A second-term David Eby BC NDP government is “marginally better” than the alternative that appeared to be in the cards on election night, business leaders said last week.

This came after Elections BC confirmed Eby and his party had secured a slender majority—barring any surprises from a judicial recount, that is.

The initial results suggested the BC NDP were headed for a minority government backed by a BC Green Party led by Sonia Furstenau, who has been described by former BC Green leader Andrew Weaver as an “eco-activist.” Though she lost her seat, Furstenau has announced she will stay on as party leader.

B.C.’s business community can only hope the election results will have chastened Eby enough to take their concerns about B.C.’s flagging prosperity to heart and address some of issues impeding economic growth.

In an open letter to the new government, seven business associations—including the BC Chamber of Commerce, Business Council of British Columbia and Greater Vancouver Board of Trade—urged the new government to take B.C.’s flagging economic health seriously, and get its fiscal house in order.

“Overall, B.C.’s fiscal and economic trajectory is deeply concerning,” they state. “As you shape the next government and plan your work in the upcoming legislative sessions, we urge you to give serious consideration to the state of B.C.’s economy.”

Jock Finlayson, chief economist for the Independent Contractors and Businesses Association (ICBA)—one of the five signatories to the letter—said government needs to address its overspending and debt.

“B.C. is running the biggest deficit in the country, measured as a share of GDP,” he said. “That’s never happened before, to my knowledge. The net debt is skyrocketing. It’s slated to reach 29 per cent of GDP in the next three years, up from 14.4 per cent two years ago. That, too, is unprecedented for this province. 

“I am almost certain our credit rating will be downgraded, again, in early 2025. The risk is that this could trigger a pattern of serial downgrades by the leading credit-rating firms, resulting in a significantly bigger debt-servicing cost going forward.”

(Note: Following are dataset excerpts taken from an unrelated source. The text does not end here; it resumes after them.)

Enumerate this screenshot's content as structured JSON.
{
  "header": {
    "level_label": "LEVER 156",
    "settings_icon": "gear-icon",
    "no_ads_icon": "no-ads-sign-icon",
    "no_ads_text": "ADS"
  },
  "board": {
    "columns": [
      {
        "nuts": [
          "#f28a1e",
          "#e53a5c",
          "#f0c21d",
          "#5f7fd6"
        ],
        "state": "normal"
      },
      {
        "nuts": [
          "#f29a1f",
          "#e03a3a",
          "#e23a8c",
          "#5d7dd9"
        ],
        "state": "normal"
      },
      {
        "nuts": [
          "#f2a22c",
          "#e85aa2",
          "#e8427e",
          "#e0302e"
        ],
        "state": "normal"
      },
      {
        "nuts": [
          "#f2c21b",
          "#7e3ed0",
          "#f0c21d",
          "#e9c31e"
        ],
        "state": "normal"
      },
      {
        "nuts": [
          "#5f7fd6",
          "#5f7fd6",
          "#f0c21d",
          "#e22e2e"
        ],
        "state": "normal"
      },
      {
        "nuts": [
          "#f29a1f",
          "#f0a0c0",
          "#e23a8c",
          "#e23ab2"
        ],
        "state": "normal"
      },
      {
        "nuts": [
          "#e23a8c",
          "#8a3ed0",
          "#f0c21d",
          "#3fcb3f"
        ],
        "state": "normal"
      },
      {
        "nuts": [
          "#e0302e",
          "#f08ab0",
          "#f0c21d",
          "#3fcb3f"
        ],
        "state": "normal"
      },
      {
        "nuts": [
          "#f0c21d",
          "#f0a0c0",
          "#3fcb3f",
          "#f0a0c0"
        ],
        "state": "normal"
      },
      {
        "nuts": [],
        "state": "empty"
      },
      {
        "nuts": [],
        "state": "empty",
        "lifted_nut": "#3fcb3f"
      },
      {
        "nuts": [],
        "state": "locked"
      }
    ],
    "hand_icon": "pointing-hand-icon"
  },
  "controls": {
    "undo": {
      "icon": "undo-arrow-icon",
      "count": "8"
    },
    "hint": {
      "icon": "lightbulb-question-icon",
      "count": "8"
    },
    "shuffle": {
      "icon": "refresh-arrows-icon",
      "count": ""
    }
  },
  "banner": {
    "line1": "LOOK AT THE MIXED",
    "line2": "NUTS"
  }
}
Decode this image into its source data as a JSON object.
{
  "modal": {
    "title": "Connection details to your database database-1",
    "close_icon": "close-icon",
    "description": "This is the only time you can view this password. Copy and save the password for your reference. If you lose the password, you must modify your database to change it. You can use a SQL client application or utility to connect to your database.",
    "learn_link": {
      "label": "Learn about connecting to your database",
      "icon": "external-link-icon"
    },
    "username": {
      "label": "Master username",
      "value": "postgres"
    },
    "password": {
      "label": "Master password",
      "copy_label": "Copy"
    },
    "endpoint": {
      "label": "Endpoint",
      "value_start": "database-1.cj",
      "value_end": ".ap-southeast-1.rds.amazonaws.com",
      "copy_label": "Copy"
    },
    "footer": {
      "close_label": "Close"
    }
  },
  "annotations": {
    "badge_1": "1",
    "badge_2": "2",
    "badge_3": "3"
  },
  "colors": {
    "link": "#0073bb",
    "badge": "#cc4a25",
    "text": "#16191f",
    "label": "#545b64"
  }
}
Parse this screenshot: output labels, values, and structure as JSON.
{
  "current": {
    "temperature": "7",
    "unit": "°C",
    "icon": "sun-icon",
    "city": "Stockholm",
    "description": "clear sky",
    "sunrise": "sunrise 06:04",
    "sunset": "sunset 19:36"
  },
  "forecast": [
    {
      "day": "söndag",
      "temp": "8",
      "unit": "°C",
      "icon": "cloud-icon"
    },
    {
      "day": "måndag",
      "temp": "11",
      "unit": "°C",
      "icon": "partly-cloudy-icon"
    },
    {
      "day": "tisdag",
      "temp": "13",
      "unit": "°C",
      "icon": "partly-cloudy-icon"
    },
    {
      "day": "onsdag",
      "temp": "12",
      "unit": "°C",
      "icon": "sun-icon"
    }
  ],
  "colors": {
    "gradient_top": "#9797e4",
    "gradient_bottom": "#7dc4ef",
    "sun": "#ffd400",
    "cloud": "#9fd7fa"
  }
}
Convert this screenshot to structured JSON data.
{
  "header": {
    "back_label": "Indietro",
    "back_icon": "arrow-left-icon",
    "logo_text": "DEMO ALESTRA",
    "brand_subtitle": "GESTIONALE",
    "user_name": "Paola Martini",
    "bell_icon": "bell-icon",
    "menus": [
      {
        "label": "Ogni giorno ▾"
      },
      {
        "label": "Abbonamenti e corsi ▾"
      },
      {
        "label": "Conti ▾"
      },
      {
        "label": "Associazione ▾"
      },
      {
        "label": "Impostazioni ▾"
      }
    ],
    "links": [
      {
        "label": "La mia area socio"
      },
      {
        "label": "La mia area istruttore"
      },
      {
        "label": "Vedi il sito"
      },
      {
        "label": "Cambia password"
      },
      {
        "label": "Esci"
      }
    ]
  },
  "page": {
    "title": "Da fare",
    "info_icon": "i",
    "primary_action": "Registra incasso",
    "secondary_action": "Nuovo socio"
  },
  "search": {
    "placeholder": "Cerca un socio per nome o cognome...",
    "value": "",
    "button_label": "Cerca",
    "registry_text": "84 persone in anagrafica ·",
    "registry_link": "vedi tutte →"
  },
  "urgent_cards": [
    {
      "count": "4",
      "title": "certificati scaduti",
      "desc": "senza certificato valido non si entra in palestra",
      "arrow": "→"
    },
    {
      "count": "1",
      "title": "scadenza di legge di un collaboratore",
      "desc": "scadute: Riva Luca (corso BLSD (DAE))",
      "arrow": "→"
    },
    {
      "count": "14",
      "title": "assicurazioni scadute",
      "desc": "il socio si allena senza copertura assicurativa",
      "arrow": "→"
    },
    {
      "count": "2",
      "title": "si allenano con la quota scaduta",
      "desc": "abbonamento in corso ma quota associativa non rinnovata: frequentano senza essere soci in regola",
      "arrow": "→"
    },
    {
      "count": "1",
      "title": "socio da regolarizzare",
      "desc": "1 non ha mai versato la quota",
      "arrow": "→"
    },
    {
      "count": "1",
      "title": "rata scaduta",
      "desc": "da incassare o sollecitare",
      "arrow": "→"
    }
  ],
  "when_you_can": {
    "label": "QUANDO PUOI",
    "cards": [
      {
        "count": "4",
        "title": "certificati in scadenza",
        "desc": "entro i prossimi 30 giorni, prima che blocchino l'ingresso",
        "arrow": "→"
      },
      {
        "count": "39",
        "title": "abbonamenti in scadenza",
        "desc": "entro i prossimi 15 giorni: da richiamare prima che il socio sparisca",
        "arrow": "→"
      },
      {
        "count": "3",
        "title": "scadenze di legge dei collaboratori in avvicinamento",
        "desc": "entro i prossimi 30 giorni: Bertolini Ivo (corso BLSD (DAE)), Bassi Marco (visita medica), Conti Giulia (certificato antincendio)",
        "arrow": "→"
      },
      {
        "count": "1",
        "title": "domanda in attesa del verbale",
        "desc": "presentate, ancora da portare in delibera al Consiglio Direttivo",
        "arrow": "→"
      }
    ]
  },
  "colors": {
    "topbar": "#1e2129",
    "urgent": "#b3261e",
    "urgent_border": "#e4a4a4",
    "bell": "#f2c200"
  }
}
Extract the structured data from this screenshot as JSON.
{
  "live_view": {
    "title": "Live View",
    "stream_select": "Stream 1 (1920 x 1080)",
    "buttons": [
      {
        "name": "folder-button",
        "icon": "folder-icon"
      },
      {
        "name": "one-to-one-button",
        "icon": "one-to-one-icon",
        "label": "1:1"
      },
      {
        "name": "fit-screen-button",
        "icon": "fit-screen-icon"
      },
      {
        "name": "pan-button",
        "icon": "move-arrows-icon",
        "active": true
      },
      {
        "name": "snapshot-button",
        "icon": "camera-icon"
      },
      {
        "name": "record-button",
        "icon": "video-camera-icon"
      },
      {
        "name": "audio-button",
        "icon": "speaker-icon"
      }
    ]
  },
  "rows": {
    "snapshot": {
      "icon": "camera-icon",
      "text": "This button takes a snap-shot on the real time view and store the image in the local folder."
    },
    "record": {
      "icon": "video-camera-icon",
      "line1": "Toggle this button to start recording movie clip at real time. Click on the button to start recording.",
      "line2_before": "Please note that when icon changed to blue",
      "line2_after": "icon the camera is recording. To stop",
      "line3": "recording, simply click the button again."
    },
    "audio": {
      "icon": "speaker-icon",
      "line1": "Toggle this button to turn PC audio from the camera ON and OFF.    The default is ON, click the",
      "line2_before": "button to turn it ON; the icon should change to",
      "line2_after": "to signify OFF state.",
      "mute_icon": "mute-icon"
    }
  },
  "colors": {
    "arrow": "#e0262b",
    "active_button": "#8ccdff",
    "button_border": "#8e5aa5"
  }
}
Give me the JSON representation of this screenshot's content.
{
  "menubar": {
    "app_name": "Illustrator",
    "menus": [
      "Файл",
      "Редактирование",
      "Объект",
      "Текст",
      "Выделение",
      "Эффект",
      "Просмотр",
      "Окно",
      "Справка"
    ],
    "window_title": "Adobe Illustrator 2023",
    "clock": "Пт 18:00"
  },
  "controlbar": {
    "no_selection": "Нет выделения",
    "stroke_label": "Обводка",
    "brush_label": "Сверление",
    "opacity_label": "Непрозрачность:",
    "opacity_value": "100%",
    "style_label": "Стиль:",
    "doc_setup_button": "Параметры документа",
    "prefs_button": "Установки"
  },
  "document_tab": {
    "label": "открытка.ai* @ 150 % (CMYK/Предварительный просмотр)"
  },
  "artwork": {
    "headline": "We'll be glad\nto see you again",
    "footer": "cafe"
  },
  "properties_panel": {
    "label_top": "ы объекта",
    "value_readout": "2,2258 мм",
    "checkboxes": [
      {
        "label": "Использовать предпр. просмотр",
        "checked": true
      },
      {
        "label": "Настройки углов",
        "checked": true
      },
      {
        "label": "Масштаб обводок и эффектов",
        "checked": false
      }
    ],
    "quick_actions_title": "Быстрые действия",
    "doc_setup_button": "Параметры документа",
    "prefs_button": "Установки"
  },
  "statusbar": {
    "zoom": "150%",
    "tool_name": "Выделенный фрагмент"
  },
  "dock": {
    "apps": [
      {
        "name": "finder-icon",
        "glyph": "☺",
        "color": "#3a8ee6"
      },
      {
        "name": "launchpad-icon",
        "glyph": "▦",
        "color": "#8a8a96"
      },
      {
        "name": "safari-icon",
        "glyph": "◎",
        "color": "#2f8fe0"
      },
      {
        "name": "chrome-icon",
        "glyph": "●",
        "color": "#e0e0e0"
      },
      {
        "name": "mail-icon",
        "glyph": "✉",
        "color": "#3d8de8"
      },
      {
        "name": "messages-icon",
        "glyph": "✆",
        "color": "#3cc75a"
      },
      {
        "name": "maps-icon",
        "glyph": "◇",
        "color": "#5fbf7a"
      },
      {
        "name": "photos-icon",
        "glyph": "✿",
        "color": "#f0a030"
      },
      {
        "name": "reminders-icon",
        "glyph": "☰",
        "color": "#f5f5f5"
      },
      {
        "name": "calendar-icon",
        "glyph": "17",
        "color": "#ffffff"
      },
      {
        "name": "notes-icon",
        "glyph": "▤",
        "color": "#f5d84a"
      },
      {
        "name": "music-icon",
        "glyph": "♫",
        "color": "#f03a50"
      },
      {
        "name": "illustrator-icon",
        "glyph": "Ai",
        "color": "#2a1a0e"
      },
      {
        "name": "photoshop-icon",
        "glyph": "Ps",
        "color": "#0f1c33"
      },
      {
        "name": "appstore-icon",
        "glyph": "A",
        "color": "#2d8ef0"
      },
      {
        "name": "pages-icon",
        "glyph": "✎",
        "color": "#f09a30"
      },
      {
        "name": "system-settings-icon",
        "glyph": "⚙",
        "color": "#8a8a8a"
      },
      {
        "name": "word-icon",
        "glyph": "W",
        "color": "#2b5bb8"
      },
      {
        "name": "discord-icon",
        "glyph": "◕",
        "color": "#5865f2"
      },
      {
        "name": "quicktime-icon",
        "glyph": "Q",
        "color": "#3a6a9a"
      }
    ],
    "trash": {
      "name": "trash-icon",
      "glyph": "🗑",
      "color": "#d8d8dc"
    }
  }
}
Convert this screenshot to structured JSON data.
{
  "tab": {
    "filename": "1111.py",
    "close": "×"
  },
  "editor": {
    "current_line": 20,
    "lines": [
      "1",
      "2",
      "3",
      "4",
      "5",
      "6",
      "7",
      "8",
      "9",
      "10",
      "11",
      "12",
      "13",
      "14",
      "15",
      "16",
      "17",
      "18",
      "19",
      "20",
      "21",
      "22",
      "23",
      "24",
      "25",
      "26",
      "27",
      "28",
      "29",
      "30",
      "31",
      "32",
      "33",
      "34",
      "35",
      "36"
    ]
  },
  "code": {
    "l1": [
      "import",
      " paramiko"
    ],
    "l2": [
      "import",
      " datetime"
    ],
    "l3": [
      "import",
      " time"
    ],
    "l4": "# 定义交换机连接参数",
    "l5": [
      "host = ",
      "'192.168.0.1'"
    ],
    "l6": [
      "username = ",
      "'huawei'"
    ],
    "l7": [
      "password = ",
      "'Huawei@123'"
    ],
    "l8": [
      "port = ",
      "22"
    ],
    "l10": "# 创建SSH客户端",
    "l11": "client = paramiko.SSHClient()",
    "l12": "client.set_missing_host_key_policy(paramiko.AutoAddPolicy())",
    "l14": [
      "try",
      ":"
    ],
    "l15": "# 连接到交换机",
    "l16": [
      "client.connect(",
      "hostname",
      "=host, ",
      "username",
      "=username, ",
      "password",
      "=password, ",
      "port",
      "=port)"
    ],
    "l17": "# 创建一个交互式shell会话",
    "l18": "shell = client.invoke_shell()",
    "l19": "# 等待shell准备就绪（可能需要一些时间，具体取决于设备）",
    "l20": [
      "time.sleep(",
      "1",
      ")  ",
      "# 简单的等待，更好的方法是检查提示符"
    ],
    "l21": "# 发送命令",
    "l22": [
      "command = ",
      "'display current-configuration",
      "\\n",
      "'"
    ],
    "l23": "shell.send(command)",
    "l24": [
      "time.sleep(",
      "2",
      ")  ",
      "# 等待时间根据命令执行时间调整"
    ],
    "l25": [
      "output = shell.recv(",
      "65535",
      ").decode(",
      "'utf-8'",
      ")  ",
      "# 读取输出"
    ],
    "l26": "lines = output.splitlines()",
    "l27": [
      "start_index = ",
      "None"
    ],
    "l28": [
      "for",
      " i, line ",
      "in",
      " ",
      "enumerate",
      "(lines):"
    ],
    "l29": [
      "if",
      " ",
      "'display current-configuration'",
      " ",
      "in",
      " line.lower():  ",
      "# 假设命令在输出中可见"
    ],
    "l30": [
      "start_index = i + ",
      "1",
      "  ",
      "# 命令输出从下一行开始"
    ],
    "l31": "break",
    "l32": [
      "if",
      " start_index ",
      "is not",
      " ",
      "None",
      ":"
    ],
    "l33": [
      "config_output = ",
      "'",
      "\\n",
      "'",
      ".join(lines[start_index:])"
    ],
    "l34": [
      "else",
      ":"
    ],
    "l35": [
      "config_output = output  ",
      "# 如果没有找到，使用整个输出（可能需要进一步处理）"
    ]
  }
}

Finlayson said the province also needs to rethink CleanBC, and pointed to economic modelling that suggests B.C.’s climate action policies under the plan could shrink B.C.’s economy by nearly $30 billion by 2030.

“The CleanBC emissions targets need to be revisited and extended,” he said. “And some of the specific measures in CleanBC also require a re-think. Hobbling our economy with costly taxes and regulations will do nothing to fix the global climate, but it is certain to damage our own prosperity.”

He also said the Eby government needs to “proceed more cautiously and thoughtfully with its land use and reconciliation agendas.”

“The aborted overhaul of the Land Act attempted in early 2024 was a fiasco that caused uncertainty and sparked conflict,” he said. “An open, deliberative approach to advancing reconciliation in the context of the management of Crown lands and resources is needed.”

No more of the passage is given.